As the policemen walked slowly towards her, Rose considered running away, starting a new life, changing her name. She checked her hands for pig’s blood.

‘Evening ma’am,’ one officer said, respectfully. ‘Can we step inside?’

‘God, that smells incredible,’ the other remarked on entering. After a look from his superior, he retreated outdoors, where he stood leering up at the bright moon, which seemingly hung directly above them.

‘Well, I’m not sure that you shouldn’t come back later, when my husband is at home,’ Rose said fretfully. ‘He’s at work. What is this about?’

The officer said that a man carrying William’s ID had been found dead in the home of a sex worker. Rose heard the police officer say this, though he couldn’t look at her and spoke instead to the floor.

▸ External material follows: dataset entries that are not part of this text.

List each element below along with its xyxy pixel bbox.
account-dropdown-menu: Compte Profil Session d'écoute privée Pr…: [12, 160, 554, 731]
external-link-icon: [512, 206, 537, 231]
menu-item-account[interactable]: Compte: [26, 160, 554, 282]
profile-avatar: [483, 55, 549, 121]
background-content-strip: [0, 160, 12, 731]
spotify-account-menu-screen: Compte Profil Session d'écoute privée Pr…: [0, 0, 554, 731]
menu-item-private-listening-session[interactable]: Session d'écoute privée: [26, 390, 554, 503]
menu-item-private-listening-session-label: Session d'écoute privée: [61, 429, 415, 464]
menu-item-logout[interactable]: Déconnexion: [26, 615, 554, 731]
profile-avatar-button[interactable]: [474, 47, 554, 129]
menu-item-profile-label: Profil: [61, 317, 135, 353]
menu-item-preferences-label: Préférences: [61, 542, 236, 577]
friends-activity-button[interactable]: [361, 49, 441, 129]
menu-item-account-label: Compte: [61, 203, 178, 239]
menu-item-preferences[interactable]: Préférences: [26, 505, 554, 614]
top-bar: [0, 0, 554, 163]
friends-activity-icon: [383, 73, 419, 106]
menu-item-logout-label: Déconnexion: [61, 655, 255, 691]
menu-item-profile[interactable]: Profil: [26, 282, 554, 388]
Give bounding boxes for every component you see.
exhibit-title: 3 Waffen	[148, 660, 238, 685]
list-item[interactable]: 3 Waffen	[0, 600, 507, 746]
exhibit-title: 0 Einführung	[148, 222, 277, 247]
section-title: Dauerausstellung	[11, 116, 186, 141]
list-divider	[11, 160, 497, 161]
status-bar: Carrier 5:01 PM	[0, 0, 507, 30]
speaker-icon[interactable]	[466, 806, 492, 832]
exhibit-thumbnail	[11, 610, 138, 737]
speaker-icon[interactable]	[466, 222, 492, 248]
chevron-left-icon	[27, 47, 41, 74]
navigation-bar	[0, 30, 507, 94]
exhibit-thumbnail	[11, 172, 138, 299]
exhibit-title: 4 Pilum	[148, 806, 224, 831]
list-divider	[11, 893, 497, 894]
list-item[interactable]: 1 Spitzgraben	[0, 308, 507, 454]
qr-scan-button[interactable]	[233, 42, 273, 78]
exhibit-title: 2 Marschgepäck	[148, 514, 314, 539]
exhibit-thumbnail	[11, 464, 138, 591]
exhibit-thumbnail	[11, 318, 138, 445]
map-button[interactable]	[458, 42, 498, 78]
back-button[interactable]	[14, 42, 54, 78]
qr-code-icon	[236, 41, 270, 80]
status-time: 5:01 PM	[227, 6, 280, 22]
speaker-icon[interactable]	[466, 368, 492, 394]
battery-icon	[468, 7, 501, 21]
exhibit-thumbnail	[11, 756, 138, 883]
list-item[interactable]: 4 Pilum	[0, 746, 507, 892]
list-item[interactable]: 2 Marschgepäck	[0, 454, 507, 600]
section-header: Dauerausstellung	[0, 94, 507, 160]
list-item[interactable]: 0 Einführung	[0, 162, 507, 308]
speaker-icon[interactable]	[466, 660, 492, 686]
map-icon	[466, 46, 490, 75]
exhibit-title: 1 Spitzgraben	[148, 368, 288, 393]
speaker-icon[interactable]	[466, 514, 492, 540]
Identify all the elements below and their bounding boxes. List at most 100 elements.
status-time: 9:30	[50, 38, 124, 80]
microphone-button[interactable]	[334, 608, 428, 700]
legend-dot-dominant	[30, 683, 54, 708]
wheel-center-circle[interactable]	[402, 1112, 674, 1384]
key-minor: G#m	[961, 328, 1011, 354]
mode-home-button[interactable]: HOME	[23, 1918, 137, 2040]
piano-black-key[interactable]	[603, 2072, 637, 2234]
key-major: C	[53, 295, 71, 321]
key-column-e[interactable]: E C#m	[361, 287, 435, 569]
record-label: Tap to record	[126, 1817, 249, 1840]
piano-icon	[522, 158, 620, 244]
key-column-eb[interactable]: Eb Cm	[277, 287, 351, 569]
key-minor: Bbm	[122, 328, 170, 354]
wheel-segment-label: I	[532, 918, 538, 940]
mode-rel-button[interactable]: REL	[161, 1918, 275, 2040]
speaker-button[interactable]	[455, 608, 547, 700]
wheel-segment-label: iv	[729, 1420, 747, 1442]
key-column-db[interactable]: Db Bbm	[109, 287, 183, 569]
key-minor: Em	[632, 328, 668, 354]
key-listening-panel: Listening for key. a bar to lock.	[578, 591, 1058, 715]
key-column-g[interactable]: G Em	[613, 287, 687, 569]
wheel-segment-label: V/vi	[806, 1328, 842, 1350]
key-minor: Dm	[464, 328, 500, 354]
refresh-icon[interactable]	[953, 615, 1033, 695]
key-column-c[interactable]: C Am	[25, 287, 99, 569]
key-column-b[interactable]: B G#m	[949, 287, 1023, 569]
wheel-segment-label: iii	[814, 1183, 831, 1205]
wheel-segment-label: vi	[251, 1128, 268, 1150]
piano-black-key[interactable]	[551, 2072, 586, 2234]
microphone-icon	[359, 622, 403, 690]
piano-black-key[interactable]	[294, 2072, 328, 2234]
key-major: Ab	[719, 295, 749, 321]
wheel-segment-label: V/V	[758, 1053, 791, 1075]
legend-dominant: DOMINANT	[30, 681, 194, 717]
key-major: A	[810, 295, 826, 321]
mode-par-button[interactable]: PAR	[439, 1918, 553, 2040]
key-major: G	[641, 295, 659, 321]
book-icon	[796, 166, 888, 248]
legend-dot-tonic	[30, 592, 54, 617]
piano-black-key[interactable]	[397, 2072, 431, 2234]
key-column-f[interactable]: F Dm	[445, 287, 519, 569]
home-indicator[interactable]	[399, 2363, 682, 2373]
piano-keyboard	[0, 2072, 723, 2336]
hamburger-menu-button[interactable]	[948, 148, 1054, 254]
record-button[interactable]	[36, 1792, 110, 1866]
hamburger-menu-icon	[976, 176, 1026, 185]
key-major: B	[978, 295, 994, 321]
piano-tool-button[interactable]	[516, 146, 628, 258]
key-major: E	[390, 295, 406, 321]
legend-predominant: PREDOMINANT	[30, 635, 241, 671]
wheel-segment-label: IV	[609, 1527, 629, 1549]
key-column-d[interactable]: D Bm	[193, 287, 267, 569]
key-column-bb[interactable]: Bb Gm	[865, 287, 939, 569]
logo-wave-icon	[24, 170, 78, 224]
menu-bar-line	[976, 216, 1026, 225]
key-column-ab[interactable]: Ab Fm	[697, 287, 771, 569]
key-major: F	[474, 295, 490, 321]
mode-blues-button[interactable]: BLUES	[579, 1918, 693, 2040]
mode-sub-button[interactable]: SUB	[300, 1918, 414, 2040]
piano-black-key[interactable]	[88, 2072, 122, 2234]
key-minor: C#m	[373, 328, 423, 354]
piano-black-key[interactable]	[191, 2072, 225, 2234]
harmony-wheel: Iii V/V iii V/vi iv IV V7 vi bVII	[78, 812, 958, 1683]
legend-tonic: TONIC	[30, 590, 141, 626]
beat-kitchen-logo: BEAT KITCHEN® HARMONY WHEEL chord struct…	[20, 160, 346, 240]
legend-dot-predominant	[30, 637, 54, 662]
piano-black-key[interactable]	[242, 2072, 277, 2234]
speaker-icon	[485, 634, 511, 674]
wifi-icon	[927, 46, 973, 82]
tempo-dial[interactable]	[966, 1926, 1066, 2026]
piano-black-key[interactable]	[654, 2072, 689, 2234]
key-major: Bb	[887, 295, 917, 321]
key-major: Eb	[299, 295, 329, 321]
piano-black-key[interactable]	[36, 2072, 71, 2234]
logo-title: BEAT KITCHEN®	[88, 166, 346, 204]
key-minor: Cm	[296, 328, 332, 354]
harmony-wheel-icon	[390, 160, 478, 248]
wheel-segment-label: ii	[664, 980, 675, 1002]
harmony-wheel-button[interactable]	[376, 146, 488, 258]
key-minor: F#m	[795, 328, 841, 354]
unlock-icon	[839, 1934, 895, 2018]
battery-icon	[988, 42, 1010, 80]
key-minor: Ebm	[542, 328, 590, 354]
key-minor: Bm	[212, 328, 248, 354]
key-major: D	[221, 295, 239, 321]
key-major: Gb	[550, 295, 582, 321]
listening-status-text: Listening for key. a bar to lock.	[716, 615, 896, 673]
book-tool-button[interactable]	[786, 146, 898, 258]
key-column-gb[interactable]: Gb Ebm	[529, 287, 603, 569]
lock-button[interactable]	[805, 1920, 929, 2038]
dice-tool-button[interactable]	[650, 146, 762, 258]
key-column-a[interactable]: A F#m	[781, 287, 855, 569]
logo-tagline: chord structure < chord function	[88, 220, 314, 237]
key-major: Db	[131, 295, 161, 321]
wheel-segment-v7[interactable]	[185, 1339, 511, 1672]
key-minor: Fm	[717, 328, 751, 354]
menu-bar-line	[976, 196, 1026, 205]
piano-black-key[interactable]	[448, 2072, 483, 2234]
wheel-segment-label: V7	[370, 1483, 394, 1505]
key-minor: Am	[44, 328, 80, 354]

‘When did you see him last?’

Rose giggled. ‘But anyone can steal an ID card, surely? My husband was here yesterday. He’s away overnight for work, he often is.’

The absurdity of it! The sheer waste.

Exchanging glances, the officers seemed not to comprehend, and Rose’s laughter turned to tears, which she wiped away hastily. ‘He’s my husband,’ she said firmly. ‘Mine.’